Een van de belangrijkste trends van dit moment is de toename van politieke groeperingen. Kan de regering nader ingaan op de vraag hoe de beoogde afschaffing van de lijstencombinaties zich verhoudt tot ontwikkelingen zoals de toename van met name het aantal kleine politieke partijen? Is de regering het met mijn fractie eens dat een verdere toename van het aantal politieke groeperingen in de toekomst zou kunnen leiden tot de noodzaak om de krachten te bundelen? Zou de mogelijkheid van lijstverbindingen deze kleine partijen kunnen stimuleren tot een verregaande samenwerking en krachtenbundeling?

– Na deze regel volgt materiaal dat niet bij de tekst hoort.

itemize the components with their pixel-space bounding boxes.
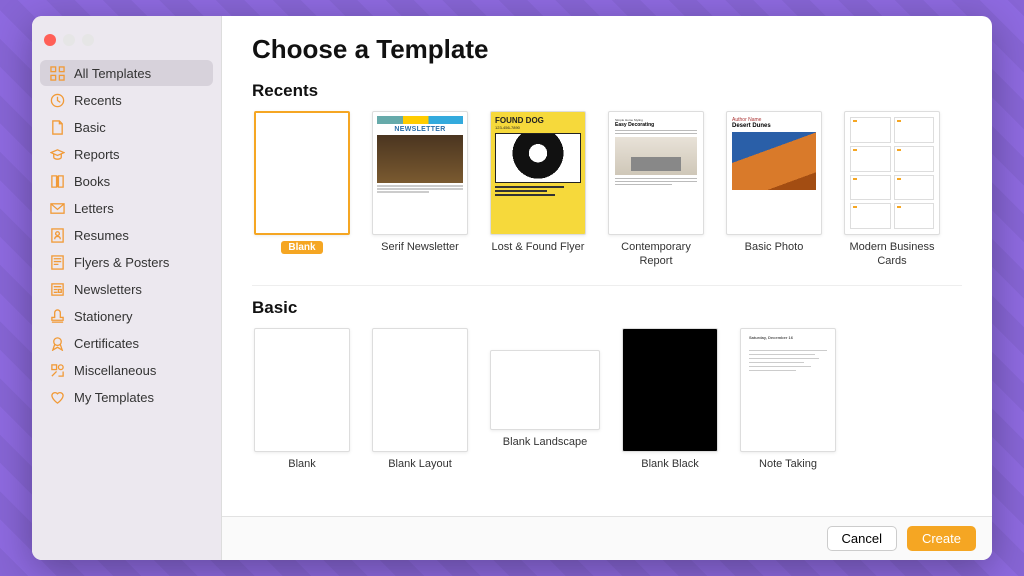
template-label: Basic Photo xyxy=(745,241,804,267)
sidebar-item-reports[interactable]: Reports xyxy=(40,141,213,167)
template-thumbnail xyxy=(254,328,350,452)
template-label: Modern Business Cards xyxy=(842,241,942,269)
template-label: Lost & Found Flyer xyxy=(492,241,585,267)
page-title: Choose a Template xyxy=(252,34,962,65)
flyer-icon xyxy=(49,254,65,270)
template-thumbnail: FOUND DOG 123-456-7890 xyxy=(490,111,586,235)
template-contemporary-report[interactable]: Simple Home Styling Easy Decorating Cont… xyxy=(606,111,706,269)
sidebar-item-newsletters[interactable]: Newsletters xyxy=(40,276,213,302)
sidebar-item-resumes[interactable]: Resumes xyxy=(40,222,213,248)
template-serif-newsletter[interactable]: NEWSLETTER Serif Newsletter xyxy=(370,111,470,269)
sidebar-item-label: Certificates xyxy=(74,336,139,351)
book-icon xyxy=(49,173,65,189)
template-thumbnail xyxy=(490,350,600,430)
template-label: Contemporary Report xyxy=(606,241,706,269)
person-doc-icon xyxy=(49,227,65,243)
window-controls xyxy=(32,24,221,60)
sidebar-item-label: Reports xyxy=(74,147,120,162)
sidebar-item-label: Flyers & Posters xyxy=(74,255,169,270)
cancel-button[interactable]: Cancel xyxy=(827,526,897,551)
sidebar-item-label: Books xyxy=(74,174,110,189)
sidebar-item-label: My Templates xyxy=(74,390,154,405)
template-chooser-window: All Templates Recents Basic Reports Book… xyxy=(32,16,992,560)
template-label: Blank Landscape xyxy=(503,436,587,462)
sidebar-item-label: Recents xyxy=(74,93,122,108)
sidebar: All Templates Recents Basic Reports Book… xyxy=(32,16,222,560)
zoom-window-button[interactable] xyxy=(82,34,94,46)
template-lost-found-flyer[interactable]: FOUND DOG 123-456-7890 Lost & Found Flye… xyxy=(488,111,588,269)
template-scroll-area[interactable]: Choose a Template Recents Blank NEWSLETT… xyxy=(222,16,992,516)
sidebar-item-flyers-posters[interactable]: Flyers & Posters xyxy=(40,249,213,275)
template-blank-black[interactable]: Blank Black xyxy=(620,328,720,484)
grid-icon xyxy=(49,65,65,81)
template-label: Blank Black xyxy=(641,458,698,484)
sidebar-item-label: Newsletters xyxy=(74,282,142,297)
sidebar-item-my-templates[interactable]: My Templates xyxy=(40,384,213,410)
stamp-icon xyxy=(49,308,65,324)
template-label: Blank xyxy=(288,458,316,484)
misc-icon xyxy=(49,362,65,378)
template-thumbnail: Saturday, December 16 xyxy=(740,328,836,452)
create-button[interactable]: Create xyxy=(907,526,976,551)
template-label: Blank Layout xyxy=(388,458,452,484)
template-blank-landscape[interactable]: Blank Landscape xyxy=(488,328,602,484)
template-blank-layout[interactable]: Blank Layout xyxy=(370,328,470,484)
close-window-button[interactable] xyxy=(44,34,56,46)
sidebar-item-label: Resumes xyxy=(74,228,129,243)
sidebar-item-all-templates[interactable]: All Templates xyxy=(40,60,213,86)
sidebar-item-label: Letters xyxy=(74,201,114,216)
sidebar-item-label: All Templates xyxy=(74,66,151,81)
section-heading-recents: Recents xyxy=(252,81,962,101)
ribbon-icon xyxy=(49,335,65,351)
recents-row: Blank NEWSLETTER Serif Newsletter FOUND … xyxy=(252,111,962,286)
document-icon xyxy=(49,119,65,135)
sidebar-item-recents[interactable]: Recents xyxy=(40,87,213,113)
heart-icon xyxy=(49,389,65,405)
template-label: Serif Newsletter xyxy=(381,241,459,267)
sidebar-item-basic[interactable]: Basic xyxy=(40,114,213,140)
template-thumbnail: Author Name Desert Dunes xyxy=(726,111,822,235)
template-note-taking[interactable]: Saturday, December 16 Note Taking xyxy=(738,328,838,484)
sidebar-item-certificates[interactable]: Certificates xyxy=(40,330,213,356)
template-thumbnail xyxy=(254,111,350,235)
sidebar-list: All Templates Recents Basic Reports Book… xyxy=(32,60,221,410)
sidebar-item-books[interactable]: Books xyxy=(40,168,213,194)
sidebar-item-label: Basic xyxy=(74,120,106,135)
template-thumbnail xyxy=(844,111,940,235)
basic-row: Blank Blank Layout Blank Landscape Blank… xyxy=(252,328,962,500)
template-thumbnail: Simple Home Styling Easy Decorating xyxy=(608,111,704,235)
minimize-window-button[interactable] xyxy=(63,34,75,46)
template-thumbnail xyxy=(622,328,718,452)
template-thumbnail: NEWSLETTER xyxy=(372,111,468,235)
sidebar-item-label: Stationery xyxy=(74,309,133,324)
template-thumbnail xyxy=(372,328,468,452)
template-label: Blank xyxy=(281,241,322,254)
template-blank-2[interactable]: Blank xyxy=(252,328,352,484)
footer-bar: Cancel Create xyxy=(222,516,992,560)
template-blank[interactable]: Blank xyxy=(252,111,352,269)
main-panel: Choose a Template Recents Blank NEWSLETT… xyxy=(222,16,992,560)
sidebar-item-stationery[interactable]: Stationery xyxy=(40,303,213,329)
template-modern-business-cards[interactable]: Modern Business Cards xyxy=(842,111,942,269)
newsletter-icon xyxy=(49,281,65,297)
sidebar-item-letters[interactable]: Letters xyxy=(40,195,213,221)
section-heading-basic: Basic xyxy=(252,298,962,318)
graduation-cap-icon xyxy=(49,146,65,162)
clock-icon xyxy=(49,92,65,108)
sidebar-item-label: Miscellaneous xyxy=(74,363,156,378)
template-label: Note Taking xyxy=(759,458,817,484)
envelope-icon xyxy=(49,200,65,216)
sidebar-item-miscellaneous[interactable]: Miscellaneous xyxy=(40,357,213,383)
template-basic-photo[interactable]: Author Name Desert Dunes Basic Photo xyxy=(724,111,824,269)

Waarop baseert de regering haar aanname in de memorie van antwoord dat zij niet verwacht dat de afschaffing van lijstencombinaties processen van krachtenbundeling zal bemoeilijken? De regering stelt dat politieke partijen er, in het geval dat de lijstverbindingen worden afgeschaft, nog altijd voor kunnen kiezen om met een gezamenlijke kandidatenlijst aan verkiezingen deel te nemen. Is de minister het met ons eens dat de stap om een gezamenlijke kandidatenlijst in te dienen, de betrokken politieke partijen kan ontmoedigen om de samenwerking met elkaar aan te gaan en dat lijstverbindingen een eerste stap kunnen zijn om tot een geleidelijke krachtenbundeling te komen?

Ik kom tot een afronding. Zal de invoering van het voorstel niet leiden tot een verstoring van de voorbereidingen die politieke partijen treffen in de aanloop naar de aanstaande gemeenteraadsverkiezingen en herindelingsverkiezingen, zo vraag ik de minister. Is de regering, om deze reden en om de andere redenen die ik heb genoemd, bereid om de staatscommissie te verzoeken om advies uit te brengen? Mocht de regering hiermee instemmen, dan stelt mijn fractie aan de Kamer voor om het voorliggende wetsvoorstel aan te houden en de stemmingen hierover tot nader order uit te stellen. Mijn fractie wacht de antwoorden van de minister met belangstelling af.

De voorzitter:

Wenst een van de andere leden nog het woord? Ik zie dat dat niet het geval is. Ik heb van de minister de vraag gekregen of we misschien meteen zouden kunnen doorgaan. Dat blijkt helaas niet mogelijk, mijnheer de minister, omdat een groot aantal leden nu naar een commissievergadering moet. Wij moeten de vergadering daarom toch schorsen tot 15.45 uur.